Gremlins helped inspire the PG-13 rating
Although set at Christmastime, "Gremlins" was a summer release, hitting theaters on June 8, 1984. although rated PG, it featured many slimy, disturbing, violent scenes of murder and a sequence where a gremlin's skeleton melts. It terrified little kids. It came just one month after the release of Steven Spielberg's "Indiana Jones and the Temple of Doom," another PG-rated film that featured scenes of child slavery, blood, murder, and a moment when a villain uses his bare hand to reach into another man's chest and rip out his still-beating heart. It's worth noting that Spielberg also produced "Gremlins."
"Temple of Doom" and "Gremlins" began a conversation about the way films were rated. "Gremlins" and "Temple of Doom" were, of course, too scary for little kids, but surely didn't have the sex and violence required to give them an R-rating. Spielberg himself suggested to the Motion Picture Association of America that they implement a new rating — the PG-13 rating — that indicated a midway point between parental guidance and outright restriction.
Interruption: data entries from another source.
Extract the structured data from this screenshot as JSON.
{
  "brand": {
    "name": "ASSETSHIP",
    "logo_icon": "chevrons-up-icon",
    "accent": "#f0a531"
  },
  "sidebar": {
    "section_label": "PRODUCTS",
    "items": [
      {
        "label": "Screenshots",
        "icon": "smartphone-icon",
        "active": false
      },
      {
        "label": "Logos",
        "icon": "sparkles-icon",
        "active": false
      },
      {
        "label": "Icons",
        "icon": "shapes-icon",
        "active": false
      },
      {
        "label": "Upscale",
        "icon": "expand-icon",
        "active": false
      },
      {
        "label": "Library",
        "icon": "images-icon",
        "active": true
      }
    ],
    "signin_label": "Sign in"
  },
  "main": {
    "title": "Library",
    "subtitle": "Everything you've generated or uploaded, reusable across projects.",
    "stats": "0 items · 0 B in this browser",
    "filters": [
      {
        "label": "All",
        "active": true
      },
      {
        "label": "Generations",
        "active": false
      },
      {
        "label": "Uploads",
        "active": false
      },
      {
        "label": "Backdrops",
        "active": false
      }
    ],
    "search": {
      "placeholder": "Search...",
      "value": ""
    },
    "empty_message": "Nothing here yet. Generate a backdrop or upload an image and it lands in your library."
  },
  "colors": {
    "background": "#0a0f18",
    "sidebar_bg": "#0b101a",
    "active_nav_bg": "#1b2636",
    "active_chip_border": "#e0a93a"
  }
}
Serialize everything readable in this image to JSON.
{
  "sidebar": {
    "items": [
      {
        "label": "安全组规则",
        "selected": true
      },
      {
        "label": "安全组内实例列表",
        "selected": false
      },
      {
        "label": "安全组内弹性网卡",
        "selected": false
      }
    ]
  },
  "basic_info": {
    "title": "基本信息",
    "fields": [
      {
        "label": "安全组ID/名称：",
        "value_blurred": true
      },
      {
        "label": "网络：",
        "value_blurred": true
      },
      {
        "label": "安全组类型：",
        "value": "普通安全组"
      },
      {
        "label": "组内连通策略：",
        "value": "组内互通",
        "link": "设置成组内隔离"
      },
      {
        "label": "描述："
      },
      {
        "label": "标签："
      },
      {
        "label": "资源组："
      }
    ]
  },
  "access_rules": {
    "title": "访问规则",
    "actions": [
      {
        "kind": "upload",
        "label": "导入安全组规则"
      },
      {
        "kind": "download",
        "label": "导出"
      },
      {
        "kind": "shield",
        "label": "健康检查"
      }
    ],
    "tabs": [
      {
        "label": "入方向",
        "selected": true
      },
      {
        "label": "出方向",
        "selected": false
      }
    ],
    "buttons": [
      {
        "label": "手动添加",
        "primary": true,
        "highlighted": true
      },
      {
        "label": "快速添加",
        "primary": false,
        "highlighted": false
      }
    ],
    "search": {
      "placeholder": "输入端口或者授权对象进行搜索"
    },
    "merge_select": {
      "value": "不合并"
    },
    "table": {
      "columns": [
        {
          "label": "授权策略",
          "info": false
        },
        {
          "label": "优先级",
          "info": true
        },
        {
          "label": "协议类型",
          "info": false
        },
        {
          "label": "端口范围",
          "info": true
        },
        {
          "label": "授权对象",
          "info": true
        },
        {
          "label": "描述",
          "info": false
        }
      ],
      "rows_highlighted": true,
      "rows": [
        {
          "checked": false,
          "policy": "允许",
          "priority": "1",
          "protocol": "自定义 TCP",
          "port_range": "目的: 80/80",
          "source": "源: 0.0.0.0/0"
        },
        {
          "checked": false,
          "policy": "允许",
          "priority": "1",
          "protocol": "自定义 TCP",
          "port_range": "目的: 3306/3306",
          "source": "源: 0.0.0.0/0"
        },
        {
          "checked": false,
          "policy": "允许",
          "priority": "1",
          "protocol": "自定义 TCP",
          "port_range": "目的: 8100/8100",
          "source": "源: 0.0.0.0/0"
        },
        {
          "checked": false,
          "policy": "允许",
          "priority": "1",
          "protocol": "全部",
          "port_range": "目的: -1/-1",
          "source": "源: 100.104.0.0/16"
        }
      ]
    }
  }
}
Two months later, on July 1, the PG-13 rating was in effect. The first film to be released with a PG-13 rating was John Milius' "Red Dawn," coming out on August 10. "Gremlins" is a holiday classic so violent and raucous that it changed the way we classify movies. Worth noting: both "Gremlins" and "Temple of Doom" have retained their PG ratings. In 2024, it's easy to see both films getting PG-13 ratings or even Rs.